Разорванные сине лиловые тучи, краснея на восходе, быстро гнались ветром. Становилось все светлее и светлее. Ясно виднелась та курчавая травка, которая заседает всегда по проселочным дорогам, еще мокрая от вчерашнего дождя; висячие ветви берез, тоже мокрые, качались от ветра и роняли вбок от себя светлые капли. Яснее и яснее обозначались лица солдат. Ростов ехал с Ильиным, не отстававшим от него, стороной дороги, между двойным рядом берез.
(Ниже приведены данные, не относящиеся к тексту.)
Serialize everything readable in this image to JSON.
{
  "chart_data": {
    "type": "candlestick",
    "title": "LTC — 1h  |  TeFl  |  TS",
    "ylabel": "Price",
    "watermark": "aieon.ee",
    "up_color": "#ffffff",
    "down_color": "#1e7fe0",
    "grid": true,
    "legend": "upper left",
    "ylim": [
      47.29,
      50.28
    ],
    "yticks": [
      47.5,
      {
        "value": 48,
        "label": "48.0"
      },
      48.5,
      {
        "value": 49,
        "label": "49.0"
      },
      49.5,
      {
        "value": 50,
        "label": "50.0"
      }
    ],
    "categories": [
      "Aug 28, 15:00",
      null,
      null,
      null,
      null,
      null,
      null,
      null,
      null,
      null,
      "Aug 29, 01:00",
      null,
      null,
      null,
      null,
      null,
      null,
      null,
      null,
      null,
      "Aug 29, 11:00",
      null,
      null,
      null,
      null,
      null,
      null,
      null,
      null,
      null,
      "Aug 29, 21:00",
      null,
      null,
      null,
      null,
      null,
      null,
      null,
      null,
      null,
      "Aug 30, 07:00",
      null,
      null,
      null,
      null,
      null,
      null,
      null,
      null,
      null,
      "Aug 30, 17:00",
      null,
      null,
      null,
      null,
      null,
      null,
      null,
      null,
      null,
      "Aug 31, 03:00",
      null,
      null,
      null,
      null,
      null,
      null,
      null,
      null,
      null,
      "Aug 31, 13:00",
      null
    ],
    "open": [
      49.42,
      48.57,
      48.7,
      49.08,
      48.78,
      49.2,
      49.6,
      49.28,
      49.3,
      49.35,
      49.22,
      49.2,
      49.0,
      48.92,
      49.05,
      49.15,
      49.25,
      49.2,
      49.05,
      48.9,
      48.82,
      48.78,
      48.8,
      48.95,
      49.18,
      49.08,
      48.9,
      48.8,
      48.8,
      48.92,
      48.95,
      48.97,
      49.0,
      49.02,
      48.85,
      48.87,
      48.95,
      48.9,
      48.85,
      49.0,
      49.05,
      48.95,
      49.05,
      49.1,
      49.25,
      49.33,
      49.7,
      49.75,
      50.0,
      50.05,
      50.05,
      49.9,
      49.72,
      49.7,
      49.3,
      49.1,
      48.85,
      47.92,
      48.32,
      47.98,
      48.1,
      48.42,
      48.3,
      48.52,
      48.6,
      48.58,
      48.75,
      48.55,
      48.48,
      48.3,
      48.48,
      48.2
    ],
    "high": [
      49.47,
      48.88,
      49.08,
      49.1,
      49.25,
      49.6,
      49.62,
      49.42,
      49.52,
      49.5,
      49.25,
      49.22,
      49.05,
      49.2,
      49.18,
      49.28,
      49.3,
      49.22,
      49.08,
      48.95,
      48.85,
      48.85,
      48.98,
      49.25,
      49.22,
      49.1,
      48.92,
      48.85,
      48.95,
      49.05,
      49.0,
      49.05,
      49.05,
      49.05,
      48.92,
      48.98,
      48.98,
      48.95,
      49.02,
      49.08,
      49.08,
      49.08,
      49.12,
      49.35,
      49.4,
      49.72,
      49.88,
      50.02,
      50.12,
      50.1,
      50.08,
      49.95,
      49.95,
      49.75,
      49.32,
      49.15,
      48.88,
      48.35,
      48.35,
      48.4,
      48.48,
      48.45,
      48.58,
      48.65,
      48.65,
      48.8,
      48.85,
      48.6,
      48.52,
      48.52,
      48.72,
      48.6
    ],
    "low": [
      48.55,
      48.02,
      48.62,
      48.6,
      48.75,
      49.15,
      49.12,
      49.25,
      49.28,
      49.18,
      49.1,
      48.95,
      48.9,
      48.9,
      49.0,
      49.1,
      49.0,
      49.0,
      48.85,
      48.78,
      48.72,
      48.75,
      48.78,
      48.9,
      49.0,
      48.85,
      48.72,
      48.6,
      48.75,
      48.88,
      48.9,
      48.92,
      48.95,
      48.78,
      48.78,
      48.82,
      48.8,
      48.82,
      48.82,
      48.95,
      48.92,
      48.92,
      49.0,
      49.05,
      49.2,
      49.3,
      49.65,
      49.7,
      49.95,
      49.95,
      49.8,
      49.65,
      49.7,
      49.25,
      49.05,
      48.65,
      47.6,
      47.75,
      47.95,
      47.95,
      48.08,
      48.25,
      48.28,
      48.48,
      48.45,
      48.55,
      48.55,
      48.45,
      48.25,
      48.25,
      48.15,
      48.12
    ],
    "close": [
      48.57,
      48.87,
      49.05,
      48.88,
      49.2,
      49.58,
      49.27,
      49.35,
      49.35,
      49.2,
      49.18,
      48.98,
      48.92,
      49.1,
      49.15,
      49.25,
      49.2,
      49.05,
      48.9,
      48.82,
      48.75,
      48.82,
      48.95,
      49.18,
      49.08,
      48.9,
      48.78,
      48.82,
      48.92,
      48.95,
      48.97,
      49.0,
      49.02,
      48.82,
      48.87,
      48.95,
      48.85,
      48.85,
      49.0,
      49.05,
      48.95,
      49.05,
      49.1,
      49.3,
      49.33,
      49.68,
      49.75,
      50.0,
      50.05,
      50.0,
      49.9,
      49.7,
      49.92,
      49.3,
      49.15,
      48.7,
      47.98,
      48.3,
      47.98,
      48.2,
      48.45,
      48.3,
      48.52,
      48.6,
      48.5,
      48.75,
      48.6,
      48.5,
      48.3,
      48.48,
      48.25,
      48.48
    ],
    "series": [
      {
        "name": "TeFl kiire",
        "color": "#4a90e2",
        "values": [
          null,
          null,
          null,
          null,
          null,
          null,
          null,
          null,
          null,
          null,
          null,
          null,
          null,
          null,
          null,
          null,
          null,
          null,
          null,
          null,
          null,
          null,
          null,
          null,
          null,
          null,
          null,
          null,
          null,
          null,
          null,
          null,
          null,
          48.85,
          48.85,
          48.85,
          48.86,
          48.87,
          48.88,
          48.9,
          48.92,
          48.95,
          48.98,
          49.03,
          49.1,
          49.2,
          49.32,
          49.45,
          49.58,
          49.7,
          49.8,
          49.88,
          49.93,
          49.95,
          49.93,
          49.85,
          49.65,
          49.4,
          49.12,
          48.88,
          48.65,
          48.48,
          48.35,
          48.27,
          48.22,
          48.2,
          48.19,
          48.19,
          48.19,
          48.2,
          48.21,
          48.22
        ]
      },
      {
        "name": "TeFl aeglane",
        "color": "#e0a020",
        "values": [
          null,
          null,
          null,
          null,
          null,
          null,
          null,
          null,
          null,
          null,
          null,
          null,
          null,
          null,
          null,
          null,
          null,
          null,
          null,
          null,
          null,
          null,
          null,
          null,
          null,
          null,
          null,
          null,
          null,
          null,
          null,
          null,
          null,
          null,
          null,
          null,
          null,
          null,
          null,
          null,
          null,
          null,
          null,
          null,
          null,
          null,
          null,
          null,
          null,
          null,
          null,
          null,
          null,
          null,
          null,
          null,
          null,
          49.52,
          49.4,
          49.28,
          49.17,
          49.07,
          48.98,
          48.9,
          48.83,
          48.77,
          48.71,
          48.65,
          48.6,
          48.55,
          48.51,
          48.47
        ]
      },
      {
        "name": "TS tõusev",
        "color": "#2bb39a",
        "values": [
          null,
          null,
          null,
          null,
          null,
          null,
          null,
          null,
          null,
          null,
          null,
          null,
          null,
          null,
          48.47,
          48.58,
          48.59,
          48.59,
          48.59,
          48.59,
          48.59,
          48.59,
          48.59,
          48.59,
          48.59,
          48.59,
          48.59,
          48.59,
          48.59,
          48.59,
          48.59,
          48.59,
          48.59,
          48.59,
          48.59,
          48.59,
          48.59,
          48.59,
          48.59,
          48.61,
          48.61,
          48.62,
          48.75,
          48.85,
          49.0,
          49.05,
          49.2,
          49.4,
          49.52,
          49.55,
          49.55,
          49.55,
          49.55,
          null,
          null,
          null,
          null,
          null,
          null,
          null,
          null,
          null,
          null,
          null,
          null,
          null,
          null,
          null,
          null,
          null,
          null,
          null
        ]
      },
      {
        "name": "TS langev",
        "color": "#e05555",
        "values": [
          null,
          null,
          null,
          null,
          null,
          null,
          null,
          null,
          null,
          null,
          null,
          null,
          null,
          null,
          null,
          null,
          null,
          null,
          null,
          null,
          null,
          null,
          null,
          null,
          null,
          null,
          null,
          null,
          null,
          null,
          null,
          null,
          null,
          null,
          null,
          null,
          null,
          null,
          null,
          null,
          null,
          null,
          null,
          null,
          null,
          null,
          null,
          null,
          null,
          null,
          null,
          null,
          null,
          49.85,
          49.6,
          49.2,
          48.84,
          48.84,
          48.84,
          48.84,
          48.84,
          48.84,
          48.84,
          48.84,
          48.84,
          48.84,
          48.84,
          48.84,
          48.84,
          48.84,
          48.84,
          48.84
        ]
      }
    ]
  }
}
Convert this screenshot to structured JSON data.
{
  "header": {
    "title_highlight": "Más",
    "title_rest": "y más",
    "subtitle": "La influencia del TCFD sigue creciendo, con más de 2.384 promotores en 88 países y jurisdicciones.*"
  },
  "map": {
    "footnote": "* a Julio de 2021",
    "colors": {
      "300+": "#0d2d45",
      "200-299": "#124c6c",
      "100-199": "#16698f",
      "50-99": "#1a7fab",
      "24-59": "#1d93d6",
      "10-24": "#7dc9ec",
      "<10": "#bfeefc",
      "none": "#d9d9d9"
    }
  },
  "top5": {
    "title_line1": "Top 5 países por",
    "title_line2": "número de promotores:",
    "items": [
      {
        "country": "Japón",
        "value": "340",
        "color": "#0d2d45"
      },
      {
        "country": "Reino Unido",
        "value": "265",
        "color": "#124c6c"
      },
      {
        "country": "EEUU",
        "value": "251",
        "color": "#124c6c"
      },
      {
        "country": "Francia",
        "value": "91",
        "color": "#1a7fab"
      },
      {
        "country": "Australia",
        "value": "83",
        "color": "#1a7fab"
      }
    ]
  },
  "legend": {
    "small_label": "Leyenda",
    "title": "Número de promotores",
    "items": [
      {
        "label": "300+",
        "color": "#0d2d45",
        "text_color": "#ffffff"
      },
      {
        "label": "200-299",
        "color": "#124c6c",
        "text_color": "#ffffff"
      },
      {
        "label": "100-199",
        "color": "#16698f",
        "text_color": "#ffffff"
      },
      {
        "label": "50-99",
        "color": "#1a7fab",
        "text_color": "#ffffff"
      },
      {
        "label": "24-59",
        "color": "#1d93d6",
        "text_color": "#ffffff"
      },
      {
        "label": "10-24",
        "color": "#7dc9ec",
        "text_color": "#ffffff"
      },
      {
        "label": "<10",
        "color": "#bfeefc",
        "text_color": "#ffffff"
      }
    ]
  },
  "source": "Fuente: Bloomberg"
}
Ростов в кампании позволял себе вольность ездить не на фронтовой лошади, а на казацкой. И знаток и охотник, он недавно достал себе лихую донскую, крупную и добрую игреневую лошадь, на которой никто не обскакивал его. Ехать на этой лошади было для Ростова наслаждение. Он думал о лошади, об утре, о докторше и ни разу не подумал о предстоящей опасности.
Прежде Ростов, идя в дело, боялся; теперь он не испытывал ни малейшего чувства страха. Не оттого он не боялся, что он привык к огню (к опасности нельзя привыкнуть), но оттого, что он выучился управлять своей душой перед опасностью. Он привык, идя в дело, думать обо всем, исключая того, что, казалось, было бы интереснее всего другого, – о предстоящей опасности. Сколько он ни старался, ни упрекал себя в трусости первое время своей службы, он не мог этого достигнуть; но с годами теперь это сделалось само собою. Он ехал теперь рядом с Ильиным между березами, изредка отрывая листья с веток, которые попадались под руку, иногда дотрогиваясь ногой до паха лошади, иногда отдавая, не поворачиваясь, докуренную трубку ехавшему сзади гусару, с таким спокойным и беззаботным видом, как будто он ехал кататься. Ему жалко было смотреть на взволнованное лицо Ильина, много и беспокойно говорившего; он по опыту знал то мучительное состояние ожидания страха и смерти, в котором находился корнет, и знал, что ничто, кроме времени, не поможет ему.
Только что солнце показалось на чистой полосе из под тучи, как ветер стих, как будто он не смел портить этого прелестного после грозы летнего утра; капли еще падали, но уже отвесно, – и все затихло. Солнце вышло совсем, показалось на горизонте и исчезло в узкой и длинной туче, стоявшей над ним. Через несколько минут солнце еще светлее показалось на верхнем крае тучи, разрывая ее края. Все засветилось и заблестело. И вместе с этим светом, как будто отвечая ему, раздались впереди выстрелы орудий.